Thinking about succession in any family business is no easy task. Quite often there are difficult issues to be discussed, decisions to be made and professional fees to be incurred, all of which means that it slips to the bottom of the pile. If decisions are taken, they are sometimes left too late for them to be tax efficient, or they are made in a rushed and disjointed way, leaving room for ambiguity and misinterpretation.
Families are often very aware of the need to formulate a succession strategy, make a will, a lasting power of attorney, have a partnership agreement, make pre or post nuptial agreements or a family constitution. However, although the need for these is rarely questioned, it takes a lot more effort for most families to actually agree on a strategy and implement it.
It is easier to take sensible and logical decisions when the pressure is off. So, in an effort to persuade more families to do that, we take a look at the scenarios we commonly encounter.
If there isn’t clear communication within a family about what is going to happen to a farm or farming business on death or retirement, costly disputes can arise. A claim by one family member that they were promised the farm and they acted on that promise to their detriment is never easy to resolve. Communicating intentions and documenting those can narrow areas of dispute. It is also sensible to make sure that all the relevant documents are reviewed to make sure for example that wills, partnership agreements, and farm accounts are consistent with one another.
If a farm is an asset of the partnership, it belongs to the partnership and is dealt with under the terms of the partnership agreement (or Partnership Act 1890), rather than by the terms of someone’s will. This can often come as a surprise. Partners rarely understand that where something is found to be “an asset of the partnership” it is no longer theirs; it belongs to the partnership and the other partners have an interest in it.
Whether something is a partnership asset is a question of intent. However, it is often difficult to work out what the intention of one family member might have been decades earlier. If an asset appears on the partnership balance sheet it is particularly important to have a clear understanding of whether it should be there at all.

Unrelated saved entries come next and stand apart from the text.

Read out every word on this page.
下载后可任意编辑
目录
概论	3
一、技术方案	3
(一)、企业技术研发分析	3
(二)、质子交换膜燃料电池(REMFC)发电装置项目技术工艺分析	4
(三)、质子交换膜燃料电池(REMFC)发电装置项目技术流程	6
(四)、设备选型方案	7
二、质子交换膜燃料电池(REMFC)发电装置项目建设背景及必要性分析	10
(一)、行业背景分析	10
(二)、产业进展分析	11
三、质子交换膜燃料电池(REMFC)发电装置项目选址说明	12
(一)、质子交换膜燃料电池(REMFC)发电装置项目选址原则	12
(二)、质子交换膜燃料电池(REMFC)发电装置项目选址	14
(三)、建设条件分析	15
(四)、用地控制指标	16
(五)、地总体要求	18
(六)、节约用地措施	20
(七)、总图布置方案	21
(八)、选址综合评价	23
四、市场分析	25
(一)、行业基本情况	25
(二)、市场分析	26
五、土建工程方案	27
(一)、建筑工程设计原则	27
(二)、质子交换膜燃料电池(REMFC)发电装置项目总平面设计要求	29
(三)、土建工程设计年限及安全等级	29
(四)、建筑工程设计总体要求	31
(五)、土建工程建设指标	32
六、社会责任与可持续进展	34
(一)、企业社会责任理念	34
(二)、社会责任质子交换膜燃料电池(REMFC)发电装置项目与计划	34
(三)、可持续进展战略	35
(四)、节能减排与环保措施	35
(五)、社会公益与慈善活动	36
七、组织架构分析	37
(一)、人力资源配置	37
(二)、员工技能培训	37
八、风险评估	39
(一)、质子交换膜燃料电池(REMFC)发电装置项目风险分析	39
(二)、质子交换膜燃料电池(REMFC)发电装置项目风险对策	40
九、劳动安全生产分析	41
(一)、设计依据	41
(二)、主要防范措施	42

It is widely understood that a company is a separate legal entity, even though it may only have one director and shareholder. Hence anything purchased with company funds, belongs to the company and a person can only leave their shares in the company under the terms of their will.
While it may be tax efficient to purchase assets through a company, there are tax implications of taking property out of companies, or dividing the assets of a farming company between family members who wish to farm independently of one another. From a succession point of view, it is often important for the company articles (and potentially a shareholder agreement) to provide necessary protections which prevent shares passing to unintended beneficiaries on death.
There is still a considerable amount of land let on tenancies protected by the Agricultural Holdings Act 1986. This statute generally allows two successions to take place provided the tenancy was granted prior to 12 July 1984. Succession can occur on the death of the tenant, or by the tenant serving a retirement notice. It is often helpful for a landlord to know whether a tenancy carries succession rights. Tenants have the opportunity to give succession a trial run following the service of a retirement notice. The application can be withdrawn at any time prior to the final hearing. This is not an option that is open to an applicant who has applied following the death of the tenant. In those circumstances there is no second chance.
Tax is always a factor in deciding how to plan for the future but it is not the only factor, nor should it be the overriding factor. Taking advice early and planning for retirement and ultimate succession can often alleviate the tax burden. But also knowing what the tax might be, can make decisions easier.
The tax landscape for rural businesses continues to evolve, particularly as businesses diversify into new income streams (Natural Capital and BNG schemes are very much part of this conversation), and this has the potential to change the tax treatment of the underlying assets, which can have significant consequences for succession. In most cases, with careful and long-term planning, it is possible to navigate these issues tax efficiently whilst balancing the overall succession aims of the business and the wider family.
Partnership or company documentation should be reviewed regularly, and at the very least, upon the purchase of new land or significant assets or the introduction of new partners. A partnership agreement or company articles drafted long ago and buried in the farm desk are unlikely to be appropriate to a multi-generational 21st century farming business. The best protection is to ensure that up to date written agreements are in place.
Even those business that do have such agreements in place should dust them off and review them regularly against the accounts, wills and any arrangements put in place for tax purposes. There is huge value for the business and the family in getting this right. All too often clients do not realise that until a dispute arises.